Dr Nishant A.Irudayadason
Professor of Philosophy and Ethics, Jnana-Deepa Vidyapeeth, Pune.

For Sri Lanka, the future looks decidedly bleak. On Monday 09 May 2022, clashes between supporters of the Rajapaksa, who has ruled the country since 2019, and anti-government protesters left five dead and more than 225 injured. The Prime Minister, Mahinda Rajapaksa, has just resigned from his post, before being escorted to safety the next day. He will have tried at all costs to recompose his government, after a first assault in front of his residence last month.
Sri Lanka, however, enjoyed good growth at the beginning of the century. Its GDP per capita in 2000 was 2.3 times that of India and three times that of Bangladesh. Today, the country is plunging into a serious economic and social crisis. How did we get here? The controversy surrounding the Rajapaksa clan is not new. To fully understand the situation, it should be remembered that the country was emerging in 2009 from thirty-seven years of a bloody civil war between the Sinhalese and Buddhist majority and the Tamil minority. It was under the leadership of Mahinda Rajapaksa, President from 2005 to 2015 and Prime Minister from 2019 to 2022, that the Tamil freedom fighters were defeated with the help of many countries.
In addition to the brothers’ unclear political past, corruption problems within the government are also at issue. Their other brother, Finance Minister Basil Rajapaksa, is accused of embezzlement of public funds. The opposition even dubbed him “Mr. 10%” in reference to the commissions he allegedly received on government contracts. People also attribute to the government bad political decisions that caused the island’s economic difficulties.
At the end of the war, everything seemed to be well on its way to Sri Lanka. In a logic of strong growth, priority is given to domestic demand through large infrastructure projects. From 2009 to 2015, Mahinda Rajapaksa contracted huge debts, mainly from China, his great ally, to finance them. For many Sri Lankans, these projects symbolize the disastrous management of the government. The same goes for the construction of the International Airport, for which the country borrowed $200 million from China. The terminal is used so little today that its revenues are not even enough to cover its electricity bill. As for the deep-water port of Hambantota, located on the world’s busiest east-west seaway, Rajapaksa’s government was forced to hand it over for 99 years to a Chinese company.

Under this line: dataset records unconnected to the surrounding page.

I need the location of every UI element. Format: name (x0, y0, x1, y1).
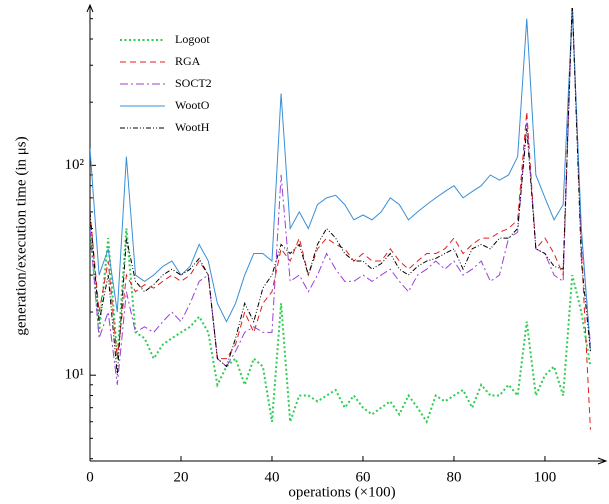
x-tick-label: 40 (264, 469, 279, 485)
x-tick-label: 0 (86, 469, 94, 485)
series-line (90, 8, 591, 385)
x-tick-label: 100 (534, 469, 557, 485)
plot-lines (90, 8, 592, 430)
series-line (90, 228, 592, 425)
x-tick-label: 60 (355, 469, 370, 485)
x-tick-label: 80 (446, 469, 461, 485)
legend-label: Logoot (175, 32, 210, 46)
y-axis-arrow (86, 3, 94, 13)
x-axis-label: operations (×100) (288, 484, 395, 500)
x-tick-label: 20 (173, 469, 188, 485)
series-line (90, 8, 591, 430)
x-axis-arrow (597, 457, 608, 465)
legend-label: SOCT2 (175, 76, 212, 90)
series-line (90, 9, 591, 352)
y-tick-label: 10² (65, 157, 85, 173)
legend: Logoot RGA SOCT2 WootO WootH (120, 32, 212, 134)
legend-label: RGA (175, 54, 201, 68)
y-tick-label: 10¹ (65, 367, 85, 383)
series-line (90, 8, 591, 376)
legend-label: WootH (175, 120, 210, 134)
y-axis-label: generation/execution time (in μs) (13, 136, 29, 335)
legend-label: WootO (175, 98, 210, 112)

These huge investments are increasing Sri Lanka’s external debt, at least 10% of which has been contracted with Beijing. The two brothers had bet everything on tourism, to the detriment of other sectors. Sri Lanka’s economy today is heavily dependent on tourism. According to the World Bank, direct revenues from international tourism increased for Sri Lanka from $388 million in 2000 to $754 million in 2009 and $5.1 billion in 2018. But by the end of the 2010s, the model began to run out of steam. The pandemic is further hurting the tourism sector. At the same time, other areas that made the wealth of the island are neglected. Exports of textiles, rubber, tea and chemicals, mainly, are abandoned. Their global market shares remain, at best, stable. Rajapaksa’s clan is also losing support from farmers, after the government’s sudden decision to ban chemical fertilizers with no alternatives. Historically, however, they are fervent supporters of the clan.

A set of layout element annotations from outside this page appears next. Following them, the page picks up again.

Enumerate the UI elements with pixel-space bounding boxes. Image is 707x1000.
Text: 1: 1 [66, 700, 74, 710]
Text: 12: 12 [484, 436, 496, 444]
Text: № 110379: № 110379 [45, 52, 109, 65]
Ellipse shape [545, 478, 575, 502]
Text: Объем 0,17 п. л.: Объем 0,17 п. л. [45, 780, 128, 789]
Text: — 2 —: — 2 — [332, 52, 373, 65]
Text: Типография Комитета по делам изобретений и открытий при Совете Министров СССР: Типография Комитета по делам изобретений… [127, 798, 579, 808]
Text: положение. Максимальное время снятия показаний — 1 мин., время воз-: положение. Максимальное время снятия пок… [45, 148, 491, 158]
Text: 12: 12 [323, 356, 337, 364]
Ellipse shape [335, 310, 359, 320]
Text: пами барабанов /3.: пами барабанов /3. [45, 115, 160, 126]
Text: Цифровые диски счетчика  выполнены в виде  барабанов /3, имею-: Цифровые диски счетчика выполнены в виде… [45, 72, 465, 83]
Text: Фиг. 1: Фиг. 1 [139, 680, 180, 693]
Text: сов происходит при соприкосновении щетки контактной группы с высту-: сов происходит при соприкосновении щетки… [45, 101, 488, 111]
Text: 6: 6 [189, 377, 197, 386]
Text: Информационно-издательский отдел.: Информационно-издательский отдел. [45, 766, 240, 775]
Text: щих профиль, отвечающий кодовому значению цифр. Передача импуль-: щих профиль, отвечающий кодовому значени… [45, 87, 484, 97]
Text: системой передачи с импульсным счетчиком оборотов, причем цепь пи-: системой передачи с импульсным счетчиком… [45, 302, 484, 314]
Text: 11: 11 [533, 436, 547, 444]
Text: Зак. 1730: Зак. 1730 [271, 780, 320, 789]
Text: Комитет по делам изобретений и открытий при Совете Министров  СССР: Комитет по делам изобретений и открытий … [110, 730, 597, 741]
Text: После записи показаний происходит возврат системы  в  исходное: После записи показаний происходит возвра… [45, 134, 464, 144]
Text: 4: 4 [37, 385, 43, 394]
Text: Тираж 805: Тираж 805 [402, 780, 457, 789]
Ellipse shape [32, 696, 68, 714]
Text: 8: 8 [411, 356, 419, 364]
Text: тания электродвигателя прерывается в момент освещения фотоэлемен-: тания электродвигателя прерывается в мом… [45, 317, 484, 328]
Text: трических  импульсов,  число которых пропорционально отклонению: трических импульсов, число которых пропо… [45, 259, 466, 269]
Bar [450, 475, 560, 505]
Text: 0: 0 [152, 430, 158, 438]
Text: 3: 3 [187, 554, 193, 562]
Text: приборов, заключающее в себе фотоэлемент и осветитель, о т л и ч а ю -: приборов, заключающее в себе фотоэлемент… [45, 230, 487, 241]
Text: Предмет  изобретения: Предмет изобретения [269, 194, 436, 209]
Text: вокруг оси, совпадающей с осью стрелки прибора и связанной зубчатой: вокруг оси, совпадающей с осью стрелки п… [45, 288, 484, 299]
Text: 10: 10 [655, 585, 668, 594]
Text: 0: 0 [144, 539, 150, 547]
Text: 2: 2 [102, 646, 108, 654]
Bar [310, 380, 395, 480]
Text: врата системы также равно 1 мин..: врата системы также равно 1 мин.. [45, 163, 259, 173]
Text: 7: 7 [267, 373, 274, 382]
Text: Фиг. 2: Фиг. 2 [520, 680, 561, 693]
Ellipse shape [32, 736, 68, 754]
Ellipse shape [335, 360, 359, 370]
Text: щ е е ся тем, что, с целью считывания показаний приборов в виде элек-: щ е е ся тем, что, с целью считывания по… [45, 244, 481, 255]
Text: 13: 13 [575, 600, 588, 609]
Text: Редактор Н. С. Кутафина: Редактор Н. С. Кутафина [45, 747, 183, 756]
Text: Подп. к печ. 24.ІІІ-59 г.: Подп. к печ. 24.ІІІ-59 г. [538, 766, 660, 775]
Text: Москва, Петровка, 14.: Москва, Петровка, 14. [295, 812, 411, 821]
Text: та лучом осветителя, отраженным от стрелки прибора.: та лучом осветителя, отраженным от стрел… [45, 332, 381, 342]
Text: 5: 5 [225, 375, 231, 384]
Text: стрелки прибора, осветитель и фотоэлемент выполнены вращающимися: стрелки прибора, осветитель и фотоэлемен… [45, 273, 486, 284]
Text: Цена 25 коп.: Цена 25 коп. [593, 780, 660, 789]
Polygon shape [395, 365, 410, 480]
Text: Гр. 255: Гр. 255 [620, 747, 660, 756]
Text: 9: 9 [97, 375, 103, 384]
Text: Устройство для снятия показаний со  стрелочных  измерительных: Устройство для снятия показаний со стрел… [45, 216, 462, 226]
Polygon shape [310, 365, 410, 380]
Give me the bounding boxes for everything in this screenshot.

The situation is getting so worse that in the summer of 2020, Sri Lanka loses access to the international debt market. It announces an external debt of $51 billion in April 2022. The island is now unable to borrow to repay its debt. In reality, this crisis places the island at the heart of the major regional competition between China and India. In May 2021, the Sri Lankan parliament gave the green light for a “Port City” project in Colombo to make a financial hub under the leadership of a Chinese operator ready to invest $ 1.4 billion. This city would be fully tax-free and would accommodate offshore companies, casinos and financial services. Such a project, if realized, would further make Sri Lanka a vassal to China.